上記接離手段50は、加圧ローラ41を定着ローラ40に圧接して加圧ローラと定着ローラとを加圧状態(圧接状態)とし、加圧ローラを定着ローラから離間させて加圧ローラと定着ローラとを圧解除状態(離間状態)とするようになっている。未定着トナー画像tを担持する記録材Pを加熱する際に、加圧ローラ41は図2に示されるように定着ローラ40に圧接される。定着装置9のスタンバイ状態(画像形成の待機時)では、図5に示すように加圧ローラ41は定着ローラ40から離間している。
加圧ローラ41を定着ローラ40に圧接させる場合、モータM2はギアG2を介してカム軸50bを回転させ、カム50a1,50a2を一点鎖線にて示す位置から実線にて示す位置まで回転させる(図3参照)。そしてこのカム50a1,50a2の回転により側板A3,A4間の底板B1をカムの最大径部50a11,50a21で定着ローラ40の母線方向と直交する垂直方向に押し上げて加圧ローラ41の外周面(外面)を定着ローラ40外面に圧接させる。これによって加圧ローラ41と定着ローラ40の弾性層41b,40bが潰れて弾性変形し、加圧ローラ外面と定着ローラ外面とで所定幅のニップ部N(図2参照)が形成される。

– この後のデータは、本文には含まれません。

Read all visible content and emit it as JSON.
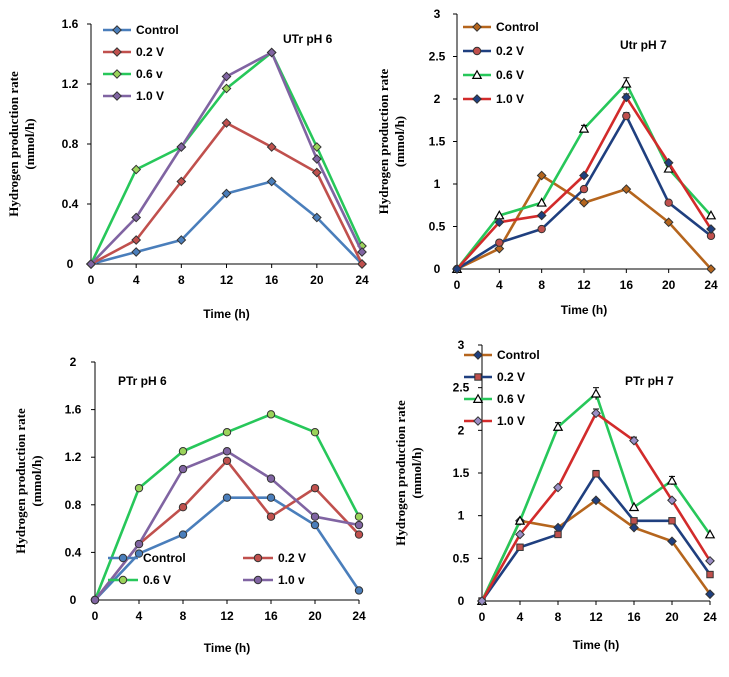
{
  "chart_data": [
    {
      "type": "line",
      "title": "UTr pH 6",
      "xlabel": "Time (h)",
      "ylabel_lines": [
        "Hydrogen production rate",
        "(mmol/h)"
      ],
      "x": [
        0,
        4,
        8,
        12,
        16,
        20,
        24
      ],
      "xticks": [
        "0",
        "4",
        "8",
        "12",
        "16",
        "20",
        "24"
      ],
      "ylim": [
        0,
        1.6
      ],
      "yticks": [
        "0",
        "0.4",
        "0.8",
        "1.2",
        "1.6"
      ],
      "yticks_values": [
        0,
        0.4,
        0.8,
        1.2,
        1.6
      ],
      "legend_position": "top-left",
      "series": [
        {
          "name": "Control",
          "values": [
            0,
            0.08,
            0.16,
            0.47,
            0.55,
            0.31,
            0.0
          ],
          "color": "#4a7ebb",
          "marker": "diamond",
          "marker_fill": "#4a7ebb"
        },
        {
          "name": "0.2 V",
          "values": [
            0,
            0.16,
            0.55,
            0.94,
            0.78,
            0.61,
            0.0
          ],
          "color": "#c0504d",
          "marker": "diamond",
          "marker_fill": "#c0504d"
        },
        {
          "name": "0.6 v",
          "values": [
            0,
            0.63,
            0.78,
            1.17,
            1.41,
            0.78,
            0.12
          ],
          "color": "#27c75a",
          "marker": "diamond",
          "marker_fill": "#9bd35a"
        },
        {
          "name": "1.0 V",
          "values": [
            0,
            0.31,
            0.78,
            1.25,
            1.41,
            0.7,
            0.08
          ],
          "color": "#8064a2",
          "marker": "diamond",
          "marker_fill": "#8064a2"
        }
      ]
    },
    {
      "type": "line",
      "title": "Utr pH 7",
      "xlabel": "Time (h)",
      "ylabel_lines": [
        "Hydrogen production rate",
        "(mmol/h)"
      ],
      "x": [
        0,
        4,
        8,
        12,
        16,
        20,
        24
      ],
      "xticks": [
        "0",
        "4",
        "8",
        "12",
        "16",
        "20",
        "24"
      ],
      "ylim": [
        0,
        3
      ],
      "yticks": [
        "0",
        "0.5",
        "1",
        "1.5",
        "2",
        "2.5",
        "3"
      ],
      "yticks_values": [
        0,
        0.5,
        1,
        1.5,
        2,
        2.5,
        3
      ],
      "legend_position": "top-left",
      "series": [
        {
          "name": "Control",
          "values": [
            0,
            0.24,
            1.1,
            0.78,
            0.94,
            0.55,
            0.0
          ],
          "color": "#b5651d",
          "marker": "diamond",
          "marker_fill": "#b5651d",
          "errors": [
            0,
            0,
            0,
            0,
            0,
            0,
            0
          ]
        },
        {
          "name": "0.2 V",
          "values": [
            0,
            0.31,
            0.47,
            0.94,
            1.8,
            0.78,
            0.39
          ],
          "color": "#1f3f7f",
          "marker": "circle",
          "marker_fill": "#c0504d",
          "errors": [
            0,
            0,
            0,
            0,
            0.04,
            0,
            0
          ]
        },
        {
          "name": "0.6 V",
          "values": [
            0,
            0.63,
            0.78,
            1.65,
            2.18,
            1.18,
            0.63
          ],
          "color": "#27c75a",
          "marker": "triangle",
          "marker_fill": "#ffffff",
          "errors": [
            0,
            0,
            0,
            0.04,
            0.07,
            0.04,
            0
          ]
        },
        {
          "name": "1.0 V",
          "values": [
            0,
            0.55,
            0.63,
            1.1,
            2.02,
            1.25,
            0.47
          ],
          "color": "#d22b2b",
          "marker": "diamond",
          "marker_fill": "#1f3f7f",
          "errors": [
            0,
            0,
            0,
            0,
            0.04,
            0,
            0
          ]
        }
      ]
    },
    {
      "type": "line",
      "title": "PTr pH 6",
      "xlabel": "Time (h)",
      "ylabel_lines": [
        "Hydrogen production rate",
        "(mmol/h)"
      ],
      "x": [
        0,
        4,
        8,
        12,
        16,
        20,
        24
      ],
      "xticks": [
        "0",
        "4",
        "8",
        "12",
        "16",
        "20",
        "24"
      ],
      "ylim": [
        0,
        2
      ],
      "yticks": [
        "0",
        "0.4",
        "0.8",
        "1.2",
        "1.6",
        "2"
      ],
      "yticks_values": [
        0,
        0.4,
        0.8,
        1.2,
        1.6,
        2
      ],
      "legend_position": "bottom",
      "series": [
        {
          "name": "Control",
          "values": [
            0,
            0.39,
            0.55,
            0.86,
            0.86,
            0.63,
            0.08
          ],
          "color": "#4a7ebb",
          "marker": "circle",
          "marker_fill": "#4a7ebb"
        },
        {
          "name": "0.2 V",
          "values": [
            0,
            0.47,
            0.78,
            1.17,
            0.7,
            0.94,
            0.55
          ],
          "color": "#c0504d",
          "marker": "circle",
          "marker_fill": "#c0504d"
        },
        {
          "name": "0.6 V",
          "values": [
            0,
            0.94,
            1.25,
            1.41,
            1.56,
            1.41,
            0.7
          ],
          "color": "#27c75a",
          "marker": "circle",
          "marker_fill": "#9bd35a"
        },
        {
          "name": "1.0 v",
          "values": [
            0,
            0.47,
            1.1,
            1.25,
            1.02,
            0.7,
            0.63
          ],
          "color": "#8064a2",
          "marker": "circle",
          "marker_fill": "#8064a2"
        }
      ]
    },
    {
      "type": "line",
      "title": "PTr pH 7",
      "xlabel": "Time (h)",
      "ylabel_lines": [
        "Hydrogen production rate",
        "(mmol/h)"
      ],
      "x": [
        0,
        4,
        8,
        12,
        16,
        20,
        24
      ],
      "xticks": [
        "0",
        "4",
        "8",
        "12",
        "16",
        "20",
        "24"
      ],
      "ylim": [
        0,
        3
      ],
      "yticks": [
        "0",
        "0.5",
        "1",
        "1.5",
        "2",
        "2.5",
        "3"
      ],
      "yticks_values": [
        0,
        0.5,
        1,
        1.5,
        2,
        2.5,
        3
      ],
      "legend_position": "top-left",
      "series": [
        {
          "name": "Control",
          "values": [
            0,
            0.94,
            0.86,
            1.18,
            0.86,
            0.7,
            0.08
          ],
          "color": "#b5651d",
          "marker": "diamond",
          "marker_fill": "#1f3f7f",
          "errors": [
            0,
            0,
            0,
            0,
            0,
            0,
            0
          ]
        },
        {
          "name": "0.2 V",
          "values": [
            0,
            0.63,
            0.78,
            1.49,
            0.94,
            0.94,
            0.31
          ],
          "color": "#1f3f7f",
          "marker": "square",
          "marker_fill": "#c0504d",
          "errors": [
            0,
            0,
            0,
            0.04,
            0,
            0,
            0
          ]
        },
        {
          "name": "0.6 V",
          "values": [
            0,
            0.94,
            2.04,
            2.43,
            1.1,
            1.41,
            0.78
          ],
          "color": "#27c75a",
          "marker": "triangle",
          "marker_fill": "#ffffff",
          "errors": [
            0,
            0,
            0.05,
            0.07,
            0,
            0.05,
            0
          ]
        },
        {
          "name": "1.0 V",
          "values": [
            0,
            0.78,
            1.33,
            2.2,
            1.88,
            1.18,
            0.47
          ],
          "color": "#d22b2b",
          "marker": "diamond",
          "marker_fill": "#9b8ec6",
          "errors": [
            0,
            0,
            0,
            0.05,
            0.04,
            0,
            0
          ]
        }
      ]
    }
  ]
}
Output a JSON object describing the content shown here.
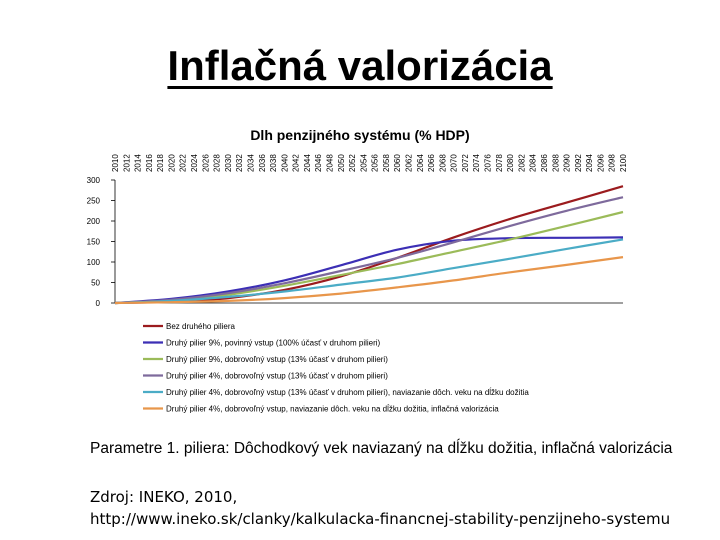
{
  "slide": {
    "title": "Inflačná valorizácia",
    "params": "Parametre 1. piliera: Dôchodkový vek naviazaný na dĺžku dožitia, inflačná valorizácia",
    "source_line1": "Zdroj: INEKO, 2010,",
    "source_line2": "http://www.ineko.sk/clanky/kalkulacka-financnej-stability-penzijneho-systemu"
  },
  "chart_data": {
    "type": "line",
    "title": "Dlh penzijného systému (% HDP)",
    "xlabel": "",
    "ylabel": "",
    "x_start": 2010,
    "x_end": 2100,
    "x_tick_labels": [
      "2010",
      "2012",
      "2014",
      "2016",
      "2018",
      "2020",
      "2022",
      "2024",
      "2026",
      "2028",
      "2030",
      "2032",
      "2034",
      "2036",
      "2038",
      "2040",
      "2042",
      "2044",
      "2046",
      "2048",
      "2050",
      "2052",
      "2054",
      "2056",
      "2058",
      "2060",
      "2062",
      "2064",
      "2066",
      "2068",
      "2070",
      "2072",
      "2074",
      "2076",
      "2078",
      "2080",
      "2082",
      "2084",
      "2086",
      "2088",
      "2090",
      "2092",
      "2094",
      "2096",
      "2098",
      "2100"
    ],
    "y_ticks": [
      "0",
      "50",
      "100",
      "150",
      "200",
      "250",
      "300"
    ],
    "ylim": [
      0,
      300
    ],
    "grid": false,
    "legend_position": "bottom",
    "series": [
      {
        "name": "Bez druhého piliera",
        "color": "#9b1b1e",
        "x": [
          2010,
          2020,
          2030,
          2040,
          2050,
          2060,
          2070,
          2080,
          2090,
          2100
        ],
        "y": [
          0,
          3,
          12,
          32,
          65,
          110,
          160,
          205,
          245,
          285
        ]
      },
      {
        "name": "Druhý pilier 9%, povinný vstup (100% účasť v druhom pilieri)",
        "color": "#3c2fb5",
        "x": [
          2010,
          2020,
          2030,
          2040,
          2050,
          2060,
          2070,
          2080,
          2090,
          2100
        ],
        "y": [
          0,
          10,
          28,
          55,
          92,
          130,
          152,
          158,
          159,
          160
        ]
      },
      {
        "name": "Druhý pilier 9%, dobrovoľný vstup (13% účasť v druhom pilieri)",
        "color": "#9bbb59",
        "x": [
          2010,
          2020,
          2030,
          2040,
          2050,
          2060,
          2070,
          2080,
          2090,
          2100
        ],
        "y": [
          0,
          6,
          20,
          42,
          68,
          95,
          125,
          155,
          188,
          222
        ]
      },
      {
        "name": "Druhý pilier 4%, dobrovoľný vstup (13% účasť v druhom pilieri)",
        "color": "#7e6a9c",
        "x": [
          2010,
          2020,
          2030,
          2040,
          2050,
          2060,
          2070,
          2080,
          2090,
          2100
        ],
        "y": [
          0,
          8,
          24,
          48,
          78,
          110,
          148,
          188,
          225,
          258
        ]
      },
      {
        "name": "Druhý pilier 4%, dobrovoľný vstup (13% účasť v druhom pilieri), naviazanie dôch. veku na dĺžku dožitia",
        "color": "#4bacc6",
        "x": [
          2010,
          2020,
          2030,
          2040,
          2050,
          2060,
          2070,
          2080,
          2090,
          2100
        ],
        "y": [
          0,
          5,
          15,
          28,
          45,
          62,
          85,
          108,
          132,
          155
        ]
      },
      {
        "name": "Druhý pilier 4%, dobrovoľný vstup, naviazanie dôch. veku na dĺžku dožitia, inflačná valorizácia",
        "color": "#e8964b",
        "x": [
          2010,
          2020,
          2030,
          2040,
          2050,
          2060,
          2070,
          2080,
          2090,
          2100
        ],
        "y": [
          0,
          2,
          5,
          12,
          23,
          38,
          55,
          75,
          93,
          112
        ]
      }
    ]
  }
}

本実施例では、加圧ローラ41を総圧約784N(約80kgf)で定着ローラ40に圧接して上記ニップ部Nを形成している。
加圧ローラ41を定着ローラ40から離間させる場合、モータM2はギアG2を介してカム軸51を回転させ、カム50a1,50a2を実線にて示す位置から一点鎖線にて示す位置まで回転させる(図3参照)。そしてこのカム50a1,50a2の回転によって底板B1をカムの最小径部50a12,50a22で支持しつつ定着ローラ40の母線方向と直交する垂直方向に下降させて加圧ローラ41外面を定着ローラ40外面から離間させる(図5参照)。
(2−4)外部加熱ユニット80
コート紙や厚紙等の記録材Pが担持する未定着トナー画像tを高速に記録材に加熱定着する場合、定着ローラ40の弾性層40bの熱伝導性が低いため、ニップ部Nで記録材に奪われる熱量に対してハロゲンヒータ60からの熱応答が間に合わないことがある。このため、図2に示すように、定着ローラ40の外面を加熱するための外部加熱ユニット80が配置される。定着ローラ40は、芯金40aの内部に配置されるハロゲンヒータ60のみならず、外部加熱ユニット80からの熱供給を受けることができる。このため定着ローラ40は、コート紙や厚紙が担持する未定着トナー画像を高速に加熱定着しても、定着ローラ40の外面温度を一定に保つことが可能となる。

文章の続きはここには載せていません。